Joke Collection Website - Cold jokes - Happy event joke: Dad, are menopausal women so wordy?
Happy event joke: Dad, are menopausal women so wordy?
Happy event joke: Second-rate men can't help but recall fond memories of childhood when they hear someone peddling Sugar-Coated Berry in the street, so they run over and ask, "Give me a string to taste, shall I call you a turtle?" "ok!" I saw my uncle take out a bunch of ... lying troughs! Knock on his skull: "Do you still want to learn to call me' selling candied haws' after eating?" Shit! Ten years later, I still know him.
Happy event joke: Mother has been nagging, and her daughter can't stand it. The daughter asked: Dad, are menopausal women so wordy? Mother said: You will know that I am well when you see your grandmother. Dad, who has been silent, said with a smile that she is in the second day of this year!
Happy moment joke: A drink shop opened downstairs. At noon, my colleagues made an appointment to taste it. The opening of the new store is quite popular. We were sitting outside the store, and the waiter took out an umbrella specially. Colleagues read it and said it was interesting. It was spring. After that, they stood up and pressed the spring. They heard a bang. We're caught in an umbrella!

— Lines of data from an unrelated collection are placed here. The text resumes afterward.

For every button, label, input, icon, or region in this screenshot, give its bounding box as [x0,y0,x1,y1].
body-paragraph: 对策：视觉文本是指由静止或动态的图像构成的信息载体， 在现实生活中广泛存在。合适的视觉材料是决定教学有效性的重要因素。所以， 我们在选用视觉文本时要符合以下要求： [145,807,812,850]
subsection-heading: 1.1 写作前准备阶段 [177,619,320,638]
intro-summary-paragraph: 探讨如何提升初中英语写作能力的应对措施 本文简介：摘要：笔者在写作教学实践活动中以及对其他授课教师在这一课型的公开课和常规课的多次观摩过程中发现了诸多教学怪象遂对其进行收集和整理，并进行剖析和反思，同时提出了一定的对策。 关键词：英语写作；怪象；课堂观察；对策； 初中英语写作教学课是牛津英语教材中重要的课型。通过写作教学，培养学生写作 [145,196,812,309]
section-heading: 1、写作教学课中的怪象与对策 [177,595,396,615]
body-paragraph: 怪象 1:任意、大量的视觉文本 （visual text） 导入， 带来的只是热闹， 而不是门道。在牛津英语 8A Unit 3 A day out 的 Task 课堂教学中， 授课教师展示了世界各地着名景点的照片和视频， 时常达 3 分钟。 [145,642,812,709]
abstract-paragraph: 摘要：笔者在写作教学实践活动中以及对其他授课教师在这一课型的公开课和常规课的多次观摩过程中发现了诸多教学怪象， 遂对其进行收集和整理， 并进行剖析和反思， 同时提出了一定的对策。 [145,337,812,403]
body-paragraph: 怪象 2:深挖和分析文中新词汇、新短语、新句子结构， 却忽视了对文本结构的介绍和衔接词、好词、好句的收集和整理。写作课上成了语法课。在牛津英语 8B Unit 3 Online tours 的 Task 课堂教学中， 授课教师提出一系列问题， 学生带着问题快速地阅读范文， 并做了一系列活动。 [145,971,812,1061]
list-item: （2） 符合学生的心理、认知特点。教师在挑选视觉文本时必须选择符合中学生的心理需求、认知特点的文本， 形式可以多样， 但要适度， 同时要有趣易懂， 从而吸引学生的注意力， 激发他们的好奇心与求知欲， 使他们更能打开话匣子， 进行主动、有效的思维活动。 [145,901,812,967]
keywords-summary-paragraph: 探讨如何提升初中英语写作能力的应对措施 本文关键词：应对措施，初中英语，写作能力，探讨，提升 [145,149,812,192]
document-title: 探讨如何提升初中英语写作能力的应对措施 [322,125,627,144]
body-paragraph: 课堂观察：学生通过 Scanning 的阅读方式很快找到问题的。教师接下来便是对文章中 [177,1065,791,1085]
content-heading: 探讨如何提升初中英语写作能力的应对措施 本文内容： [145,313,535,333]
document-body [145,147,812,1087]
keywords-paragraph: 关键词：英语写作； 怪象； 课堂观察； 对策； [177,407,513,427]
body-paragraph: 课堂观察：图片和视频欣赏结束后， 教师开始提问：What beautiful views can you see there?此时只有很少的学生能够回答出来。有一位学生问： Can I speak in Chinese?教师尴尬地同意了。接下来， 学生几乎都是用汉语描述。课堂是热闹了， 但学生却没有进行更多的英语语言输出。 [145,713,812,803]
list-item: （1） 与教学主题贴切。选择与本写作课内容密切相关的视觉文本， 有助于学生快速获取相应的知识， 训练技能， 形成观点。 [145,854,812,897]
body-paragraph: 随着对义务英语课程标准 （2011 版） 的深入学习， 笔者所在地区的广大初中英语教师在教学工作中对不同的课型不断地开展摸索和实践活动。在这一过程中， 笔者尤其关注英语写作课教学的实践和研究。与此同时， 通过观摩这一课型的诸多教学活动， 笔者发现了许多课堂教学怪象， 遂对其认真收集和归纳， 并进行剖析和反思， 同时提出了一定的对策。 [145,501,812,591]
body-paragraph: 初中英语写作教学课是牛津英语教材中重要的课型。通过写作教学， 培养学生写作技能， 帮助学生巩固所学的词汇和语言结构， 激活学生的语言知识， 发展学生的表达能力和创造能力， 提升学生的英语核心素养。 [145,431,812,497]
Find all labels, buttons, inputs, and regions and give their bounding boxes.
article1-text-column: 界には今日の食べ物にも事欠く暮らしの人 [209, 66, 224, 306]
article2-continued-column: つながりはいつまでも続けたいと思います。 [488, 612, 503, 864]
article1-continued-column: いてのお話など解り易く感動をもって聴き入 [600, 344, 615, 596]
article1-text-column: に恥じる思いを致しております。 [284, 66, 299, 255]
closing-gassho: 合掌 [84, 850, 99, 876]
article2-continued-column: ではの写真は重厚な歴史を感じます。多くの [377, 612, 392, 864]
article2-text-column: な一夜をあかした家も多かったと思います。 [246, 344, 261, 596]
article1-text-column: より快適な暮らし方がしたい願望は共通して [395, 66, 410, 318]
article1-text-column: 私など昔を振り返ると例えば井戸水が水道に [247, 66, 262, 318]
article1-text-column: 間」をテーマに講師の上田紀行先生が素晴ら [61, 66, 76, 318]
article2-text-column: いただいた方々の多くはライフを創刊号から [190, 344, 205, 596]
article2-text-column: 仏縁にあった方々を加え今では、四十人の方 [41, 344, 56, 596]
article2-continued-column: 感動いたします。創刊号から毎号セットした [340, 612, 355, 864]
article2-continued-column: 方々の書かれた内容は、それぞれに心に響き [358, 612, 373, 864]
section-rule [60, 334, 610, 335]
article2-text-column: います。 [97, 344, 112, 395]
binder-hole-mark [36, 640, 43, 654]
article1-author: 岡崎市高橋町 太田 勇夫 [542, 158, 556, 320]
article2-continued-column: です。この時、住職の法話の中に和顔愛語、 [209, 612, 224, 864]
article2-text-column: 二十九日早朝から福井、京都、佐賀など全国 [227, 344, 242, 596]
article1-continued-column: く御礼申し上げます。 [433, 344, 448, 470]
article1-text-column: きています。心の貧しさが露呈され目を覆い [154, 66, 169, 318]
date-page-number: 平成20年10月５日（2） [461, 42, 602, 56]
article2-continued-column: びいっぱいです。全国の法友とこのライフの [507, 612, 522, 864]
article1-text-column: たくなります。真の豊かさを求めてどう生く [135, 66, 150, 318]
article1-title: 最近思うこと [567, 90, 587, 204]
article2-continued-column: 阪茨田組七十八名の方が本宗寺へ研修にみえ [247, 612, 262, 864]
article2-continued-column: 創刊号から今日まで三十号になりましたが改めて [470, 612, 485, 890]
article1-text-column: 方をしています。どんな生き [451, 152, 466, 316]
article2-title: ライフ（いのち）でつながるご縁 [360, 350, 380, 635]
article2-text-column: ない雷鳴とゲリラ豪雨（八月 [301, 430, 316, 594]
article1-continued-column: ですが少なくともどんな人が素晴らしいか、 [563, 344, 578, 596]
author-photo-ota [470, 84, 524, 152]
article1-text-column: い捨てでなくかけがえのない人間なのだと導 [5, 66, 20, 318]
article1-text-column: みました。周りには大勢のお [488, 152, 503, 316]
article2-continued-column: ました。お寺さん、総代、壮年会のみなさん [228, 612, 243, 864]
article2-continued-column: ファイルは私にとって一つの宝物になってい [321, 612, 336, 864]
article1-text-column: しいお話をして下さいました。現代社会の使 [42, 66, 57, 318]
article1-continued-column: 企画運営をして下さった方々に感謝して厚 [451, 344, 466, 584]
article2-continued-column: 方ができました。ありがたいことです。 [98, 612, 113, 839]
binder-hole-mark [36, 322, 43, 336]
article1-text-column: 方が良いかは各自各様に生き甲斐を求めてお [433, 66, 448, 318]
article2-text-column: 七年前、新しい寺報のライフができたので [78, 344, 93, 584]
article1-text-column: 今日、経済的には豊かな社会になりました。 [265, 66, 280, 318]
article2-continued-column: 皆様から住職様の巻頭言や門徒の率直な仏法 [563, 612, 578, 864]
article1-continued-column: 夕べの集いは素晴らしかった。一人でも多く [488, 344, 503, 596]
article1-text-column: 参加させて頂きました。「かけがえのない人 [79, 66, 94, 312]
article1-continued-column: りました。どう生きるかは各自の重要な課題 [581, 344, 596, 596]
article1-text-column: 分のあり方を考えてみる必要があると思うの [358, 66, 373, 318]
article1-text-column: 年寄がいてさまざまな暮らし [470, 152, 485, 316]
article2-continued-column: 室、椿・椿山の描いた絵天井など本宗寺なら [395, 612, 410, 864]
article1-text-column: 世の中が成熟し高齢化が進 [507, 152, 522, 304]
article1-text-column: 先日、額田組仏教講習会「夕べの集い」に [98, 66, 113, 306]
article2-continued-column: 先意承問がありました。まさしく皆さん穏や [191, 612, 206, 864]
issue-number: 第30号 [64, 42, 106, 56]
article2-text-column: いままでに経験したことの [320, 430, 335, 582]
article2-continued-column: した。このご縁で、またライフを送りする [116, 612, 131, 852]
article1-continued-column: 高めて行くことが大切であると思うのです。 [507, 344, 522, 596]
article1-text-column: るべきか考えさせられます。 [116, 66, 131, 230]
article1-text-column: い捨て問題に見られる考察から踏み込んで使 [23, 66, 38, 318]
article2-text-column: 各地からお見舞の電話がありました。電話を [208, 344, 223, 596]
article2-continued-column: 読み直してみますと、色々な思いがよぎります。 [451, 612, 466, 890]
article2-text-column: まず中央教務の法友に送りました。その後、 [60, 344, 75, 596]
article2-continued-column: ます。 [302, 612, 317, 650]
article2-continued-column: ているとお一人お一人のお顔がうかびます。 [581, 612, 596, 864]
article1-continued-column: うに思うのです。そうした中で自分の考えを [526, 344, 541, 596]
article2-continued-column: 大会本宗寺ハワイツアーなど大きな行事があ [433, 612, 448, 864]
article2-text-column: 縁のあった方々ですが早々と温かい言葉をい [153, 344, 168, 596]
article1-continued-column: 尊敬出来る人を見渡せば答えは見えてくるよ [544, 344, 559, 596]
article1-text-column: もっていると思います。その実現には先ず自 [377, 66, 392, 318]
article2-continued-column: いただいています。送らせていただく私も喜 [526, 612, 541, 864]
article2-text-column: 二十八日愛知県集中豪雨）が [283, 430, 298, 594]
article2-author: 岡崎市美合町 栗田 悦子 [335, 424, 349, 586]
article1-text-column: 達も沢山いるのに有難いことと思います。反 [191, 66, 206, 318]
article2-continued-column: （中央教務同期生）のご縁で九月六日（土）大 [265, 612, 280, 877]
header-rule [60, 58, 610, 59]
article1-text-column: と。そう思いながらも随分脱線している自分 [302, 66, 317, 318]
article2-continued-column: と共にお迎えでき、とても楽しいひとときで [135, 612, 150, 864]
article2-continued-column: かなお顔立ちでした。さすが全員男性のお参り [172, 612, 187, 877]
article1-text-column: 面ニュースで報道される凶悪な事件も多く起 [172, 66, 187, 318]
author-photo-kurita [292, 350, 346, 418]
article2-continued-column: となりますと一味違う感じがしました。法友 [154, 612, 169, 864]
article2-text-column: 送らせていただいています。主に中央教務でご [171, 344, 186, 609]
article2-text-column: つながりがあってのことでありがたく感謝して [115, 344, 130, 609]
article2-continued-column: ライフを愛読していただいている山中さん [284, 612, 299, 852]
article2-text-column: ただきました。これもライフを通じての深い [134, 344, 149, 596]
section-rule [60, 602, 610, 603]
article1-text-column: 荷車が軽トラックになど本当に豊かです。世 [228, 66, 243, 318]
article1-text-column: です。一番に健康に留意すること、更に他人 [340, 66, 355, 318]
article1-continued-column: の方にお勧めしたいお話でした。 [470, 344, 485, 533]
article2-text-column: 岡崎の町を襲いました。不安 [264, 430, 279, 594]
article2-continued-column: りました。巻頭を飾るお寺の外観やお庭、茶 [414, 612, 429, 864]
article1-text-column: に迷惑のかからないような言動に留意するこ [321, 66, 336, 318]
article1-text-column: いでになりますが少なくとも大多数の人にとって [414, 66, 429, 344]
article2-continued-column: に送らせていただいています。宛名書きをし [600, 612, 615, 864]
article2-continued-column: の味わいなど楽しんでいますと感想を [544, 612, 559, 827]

Happy event joke: There is a one-year-old and four-month-old son at home. On Sunday night, I was lying in bed surfing the Internet, and my son was playing alone. Maybe he's bored. Climbing over and smashing my face is a slap, and he dubs' hit' in his mouth. When I reacted to teach him a lesson, he called out' Mom' and hit me in the face. Play with me? I'm your real mother. ...
Happy event joke: Xiaoming took a fancy to war movies these two days. His father just came home from work and actually gave a sentence: Stop, which district are you from? Father said: I am your father! Xiao Ming said: dog traitor, don't get involved with me!